Henry e Pablo vivem juntos há 30 anos enquanto casal homossexual nos subúrbios de Londres. Como que travada a fundo nos carris, a vida rotineira fica em suspenso quando ambos adoecem de forma misteriosa e em simultâneo. O diagnóstico? Tudo e o seu contrário: cancro, tuberculose, pneumonia ou psitacose — a doença pulmonar mais conhecida como a febre dos papagaios. Estamos em 1981 e, naquele contexto, ninguém sabe identificar o problema, exceto o espectador que vê a série com um distanciamento de 40 anos, mas que, por não ter voz ativa, limita-se a assistir, impotente, ao desfecho trágico.

Isolado numa ala hospitalar, Henry, imunodeprimido e com várias manchas a assaltar-lhe o corpo frágil, recebe a visita do amigo Colin. De repente, todo aquele cenário nos parece estranhamente familiar já que o jovem é obrigado a vestir uma bata, a pôr uma máscara e a manter algum distanciamento físico do amigo que vai definhando numa cama de hospital.

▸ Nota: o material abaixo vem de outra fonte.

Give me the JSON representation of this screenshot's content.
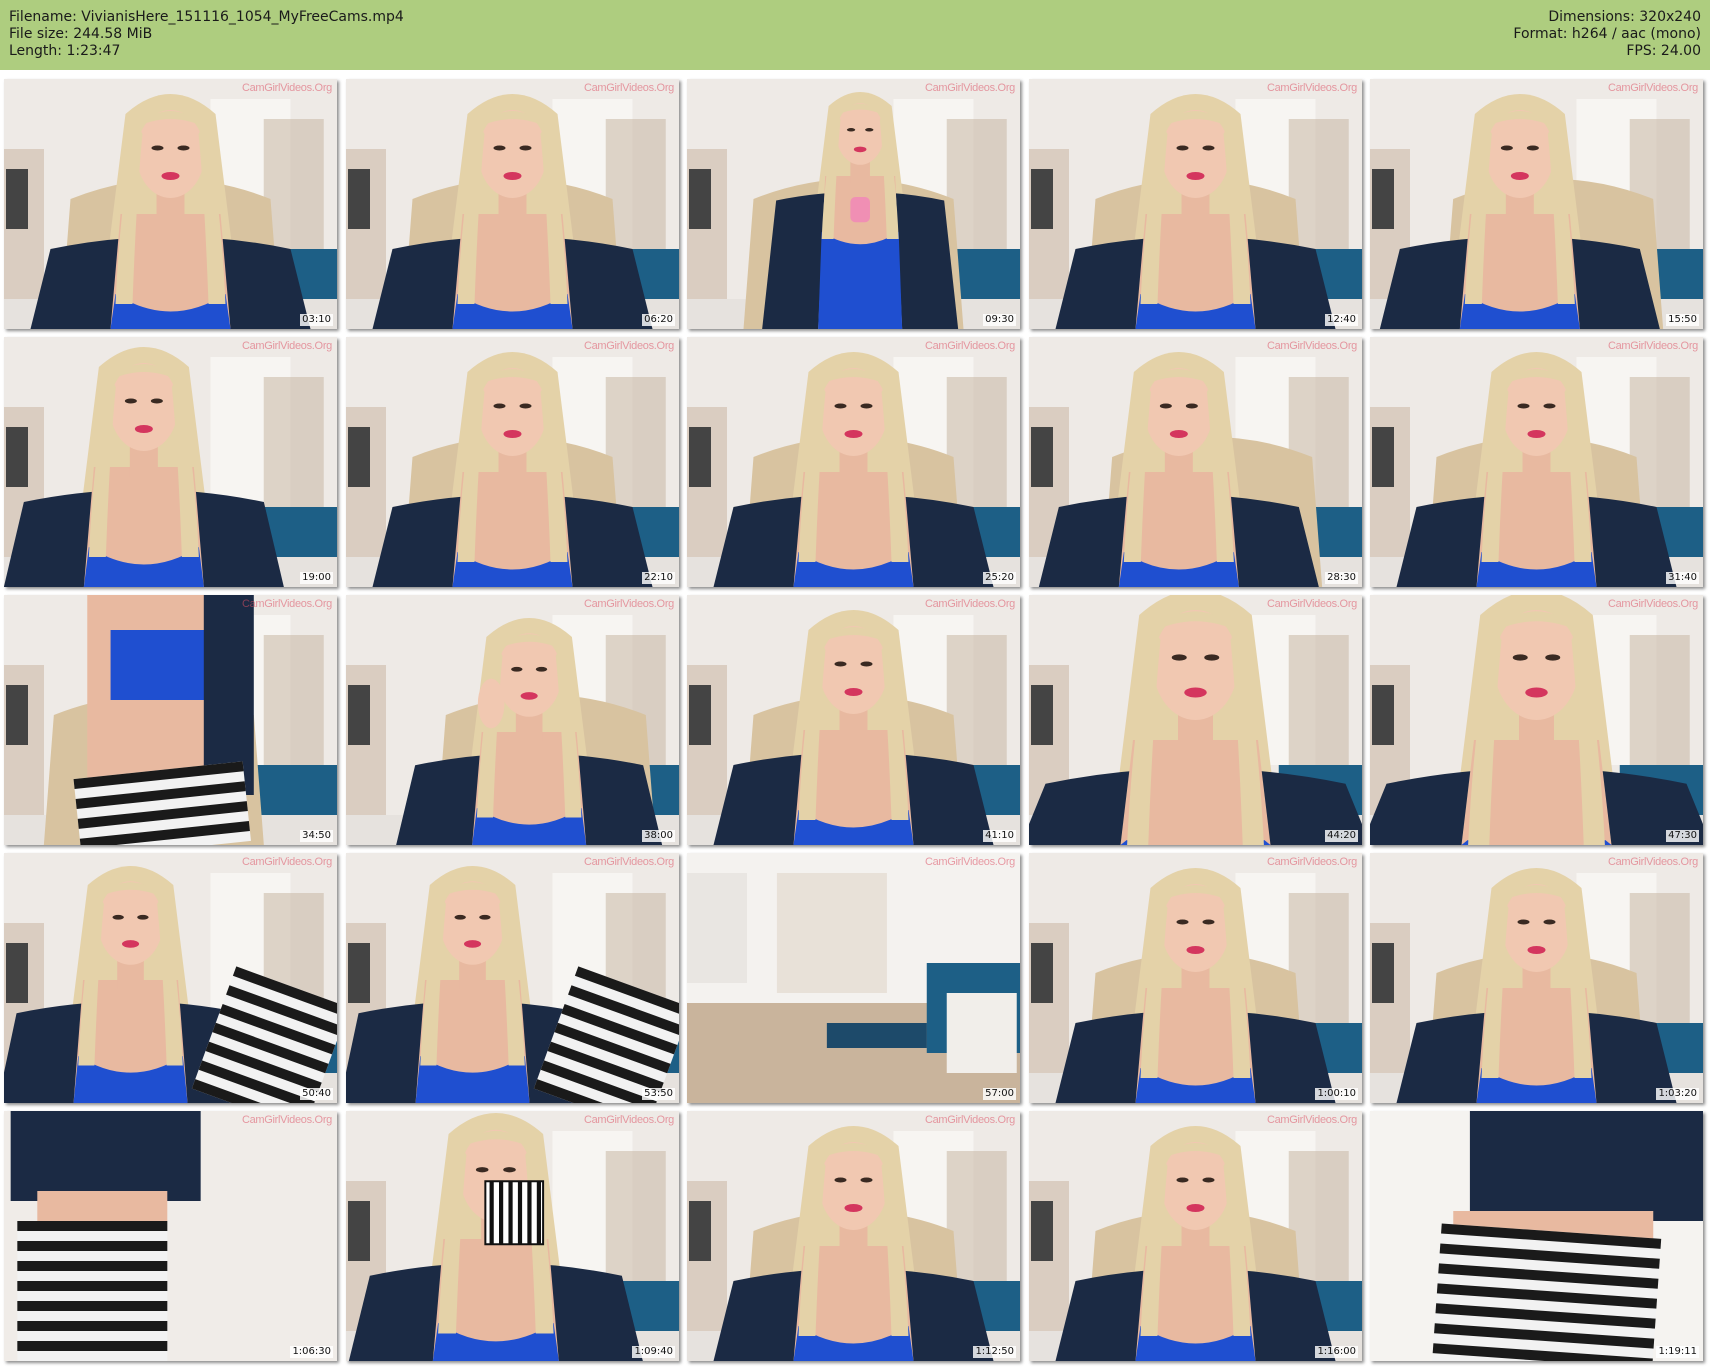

Aqui a epidemia não é a da COVID-19, mas a da Sida que assolou Londres no início dos anos 80 e que serve de mote para a história de "It's a Sin", a nova série disponível na HBO e criada por Russell T. Davies, o mesmo que idealizou e escreveu "Years and Years". A crise sanitária que viajou entre fronteiras, sabemos agora, é-lhe muito próxima.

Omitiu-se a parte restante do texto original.